Wednesday, July 13, 2022

Discipled Through Books

John Denver says this in one of his songs:

   “I guess growing isn't hard to do

    Just stand against the wall

    Once I was just two feet high

    Today I'm six feet tall”

“Growing isn’t hard to do,” because physical growth just happens over time. We don’t have to think about it or do anything to bring it about. But spiritual growth is completely different and requires an intentional effort. I really struggled with this as a new Christian. I hadn’t grown up in the church, so the idea of spiritual growth was new to I me. And, to complicate things further, almost immediately after becoming a Christian I entered the US Navy.

Boot camp was a struggle for me as a new believer, because not only did I have no understanding of how to grow, I had no resources to make use of apart from the weekly worship services, which turned out to be very helpful (although the drill instructors reminded us as we left to attend church, “your soul may belong to Jesus, but don’t forget that your ass belongs to Uncle Sam”).

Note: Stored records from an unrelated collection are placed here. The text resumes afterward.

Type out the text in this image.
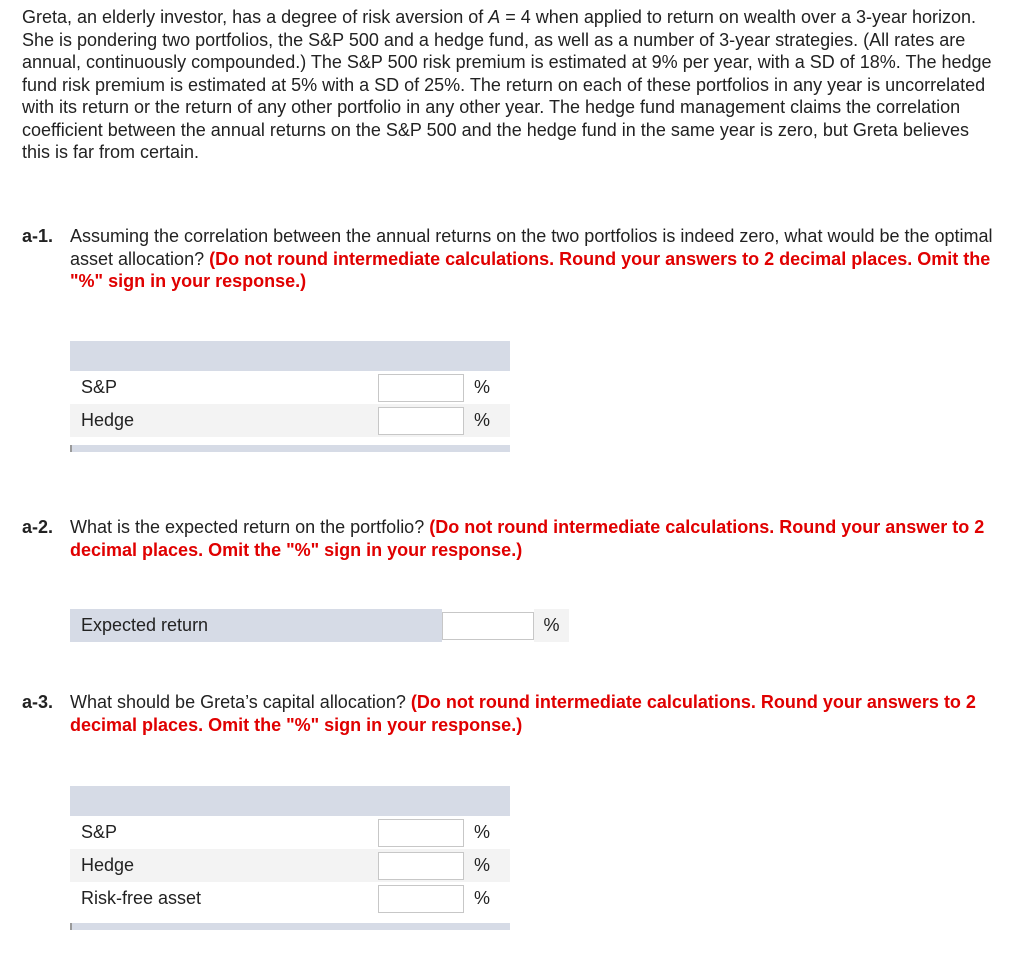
Greta, an elderly investor, has a degree of risk aversion of A = 4 when applied to return on wealth over a 3-year horizon. She is pondering two portfolios, the S&P 500 and a hedge fund, as well as a number of 3-year strategies. (All rates are annual, continuously compounded.) The S&P 500 risk premium is estimated at 9% per year, with a SD of 18%. The hedge fund risk premium is estimated at 5% with a SD of 25%. The return on each of these portfolios in any year is uncorrelated with its return or the return of any other portfolio in any other year. The hedge fund management claims the correlation coefficient between the annual returns on the S&P 500 and the hedge fund in the same year is zero, but Greta believes this is far from certain.

a-1. Assuming the correlation between the annual returns on the two portfolios is indeed zero, what would be the optimal asset allocation? (Do not round intermediate calculations. Round your answers to 2 decimal places. Omit the "%" sign in your response.)
S&P	%
Hedge	%
a-2. What is the expected return on the portfolio? (Do not round intermediate calculations. Round your answer to 2 decimal places. Omit the "%" sign in your response.)
Expected return	%
a-3. What should be Greta’s capital allocation? (Do not round intermediate calculations. Round your answers to 2 decimal places. Omit the "%" sign in your response.)
S&P	%
Hedge	%
Risk-free asset	%
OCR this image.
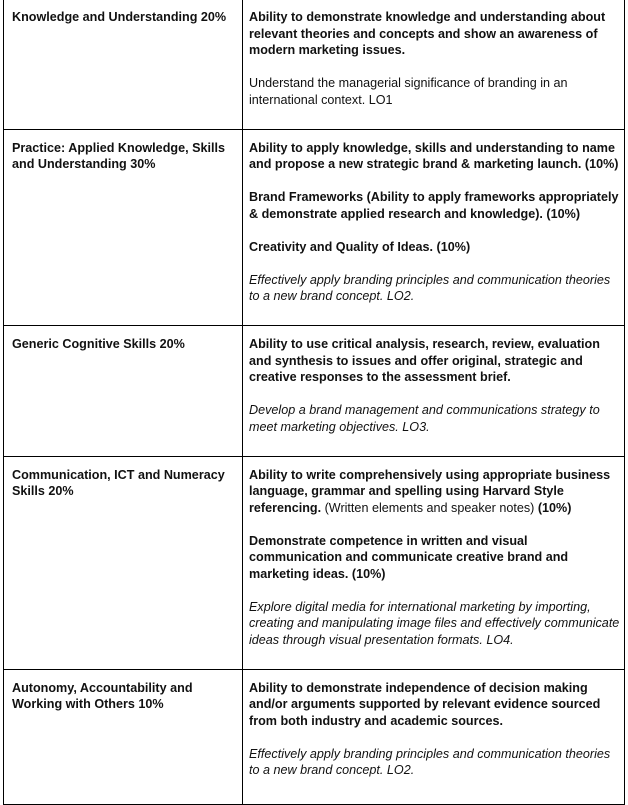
Knowledge and Understanding 20%	Ability to demonstrate knowledge and understanding about relevant theories and concepts and show an awareness of modern marketing issues.

Understand the managerial significance of branding in an international context. LO1

Practice: Applied Knowledge, Skills and Understanding 30%	Ability to apply knowledge, skills and understanding to name and propose a new strategic brand & marketing launch. (10%)

Brand Frameworks (Ability to apply frameworks appropriately & demonstrate applied research and knowledge). (10%)

Creativity and Quality of Ideas. (10%)

Effectively apply branding principles and communication theories to a new brand concept. LO2.

Generic Cognitive Skills 20%	Ability to use critical analysis, research, review, evaluation and synthesis to issues and offer original, strategic and creative responses to the assessment brief.

Develop a brand management and communications strategy to meet marketing objectives. LO3.

Communication, ICT and Numeracy Skills 20%	Ability to write comprehensively using appropriate business language, grammar and spelling using Harvard Style referencing. (Written elements and speaker notes) (10%)

Demonstrate competence in written and visual communication and communicate creative brand and marketing ideas. (10%)

Explore digital media for international marketing by importing, creating and manipulating image files and effectively communicate ideas through visual presentation formats. LO4.

Autonomy, Accountability and Working with Others 10%	Ability to demonstrate independence of decision making and/or arguments supported by relevant evidence sourced from both industry and academic sources.

Effectively apply branding principles and communication theories to a new brand concept. LO2.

After boot camp I started damage control school at Treasure Island in San Francisco. Since I had become a Christian partly under the influence of the book Run, Baby, Run, by Nicky Cruz, I looked up the address of Teen Challenge in San Francisco and took a bus out there for a visit, arriving unannounced one evening.

I don’t know what I was hoping to find there. The people I met at Teen Challenge seemed to be generally discouraged themselves, and they certainly didn’t have much of anything to offer me, although one of the guys warmly reminded me that Jesus is our hope and that I needed to find strength in Him. The problem was that I didn’t know how to go about doing this.

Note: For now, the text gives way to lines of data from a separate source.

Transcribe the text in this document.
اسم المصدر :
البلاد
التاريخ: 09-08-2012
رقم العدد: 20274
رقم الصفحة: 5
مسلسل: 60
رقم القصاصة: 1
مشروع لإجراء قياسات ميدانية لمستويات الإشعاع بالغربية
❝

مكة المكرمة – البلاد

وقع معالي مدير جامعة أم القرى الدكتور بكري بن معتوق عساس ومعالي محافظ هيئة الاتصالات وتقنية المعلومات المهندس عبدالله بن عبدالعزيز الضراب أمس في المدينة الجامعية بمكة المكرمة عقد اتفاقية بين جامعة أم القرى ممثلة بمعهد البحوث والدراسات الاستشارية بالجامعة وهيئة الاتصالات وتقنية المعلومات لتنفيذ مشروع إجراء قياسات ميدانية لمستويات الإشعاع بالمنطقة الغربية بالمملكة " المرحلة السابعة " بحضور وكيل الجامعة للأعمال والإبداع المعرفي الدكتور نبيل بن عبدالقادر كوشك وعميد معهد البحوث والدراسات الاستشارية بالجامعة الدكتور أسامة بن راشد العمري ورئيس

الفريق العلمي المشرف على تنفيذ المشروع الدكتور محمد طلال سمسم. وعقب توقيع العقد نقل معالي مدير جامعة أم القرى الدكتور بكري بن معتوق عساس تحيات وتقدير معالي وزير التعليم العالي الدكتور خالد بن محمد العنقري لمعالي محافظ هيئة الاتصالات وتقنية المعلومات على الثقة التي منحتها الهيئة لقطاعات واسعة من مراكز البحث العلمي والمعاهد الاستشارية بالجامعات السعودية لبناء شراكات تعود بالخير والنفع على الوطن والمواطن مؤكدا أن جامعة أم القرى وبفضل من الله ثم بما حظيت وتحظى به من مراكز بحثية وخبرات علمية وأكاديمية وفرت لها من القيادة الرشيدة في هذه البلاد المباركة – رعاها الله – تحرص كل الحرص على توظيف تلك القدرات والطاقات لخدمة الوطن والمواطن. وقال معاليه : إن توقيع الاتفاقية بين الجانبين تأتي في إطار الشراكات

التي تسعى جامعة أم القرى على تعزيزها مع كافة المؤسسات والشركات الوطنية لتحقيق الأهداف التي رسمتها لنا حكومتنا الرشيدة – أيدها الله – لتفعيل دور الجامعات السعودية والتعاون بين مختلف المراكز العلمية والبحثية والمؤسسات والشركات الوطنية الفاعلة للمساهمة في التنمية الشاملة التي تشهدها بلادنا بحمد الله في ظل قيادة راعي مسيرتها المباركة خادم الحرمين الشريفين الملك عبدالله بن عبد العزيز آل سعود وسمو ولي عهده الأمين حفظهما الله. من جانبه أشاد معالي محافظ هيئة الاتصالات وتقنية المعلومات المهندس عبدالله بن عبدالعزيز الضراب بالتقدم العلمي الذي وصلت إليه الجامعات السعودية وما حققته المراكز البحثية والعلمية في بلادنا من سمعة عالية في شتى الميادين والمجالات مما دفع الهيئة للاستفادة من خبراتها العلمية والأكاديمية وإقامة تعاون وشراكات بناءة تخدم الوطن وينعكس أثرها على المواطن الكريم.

After damage control school I was being sent to shipfitting school in San Diego, but during my time at Treasure Island I often traveled home to attend the Christian Life Center in Santa Rosa. One Sunday a guy named Frank Hernandez told me that he and his associates, a group called Agape Force, were also going to be in San Diego, so I went looking for him shortly after arriving there.

What I had been looking for, both from Teen Challenge and from Frank Hernandez (who I was never able to find) was fellowship with older, more mature believers. And what I ended up doing was finding this, for the most part, in reading Christian books. This has been the driving force behind my reading in all the years since that time. I recently read this quote from George Verwer (who has been a major influence in my life): “I came to Jesus because of a praying woman, a gospel of John, and Billy Graham. I was discipled largely through life-changing books.”

I did later encounter other believers — George Verwer, for example — who were a great encouragement and help to me, but Christian books became, and continue to be, a mainstay in my Christian growth.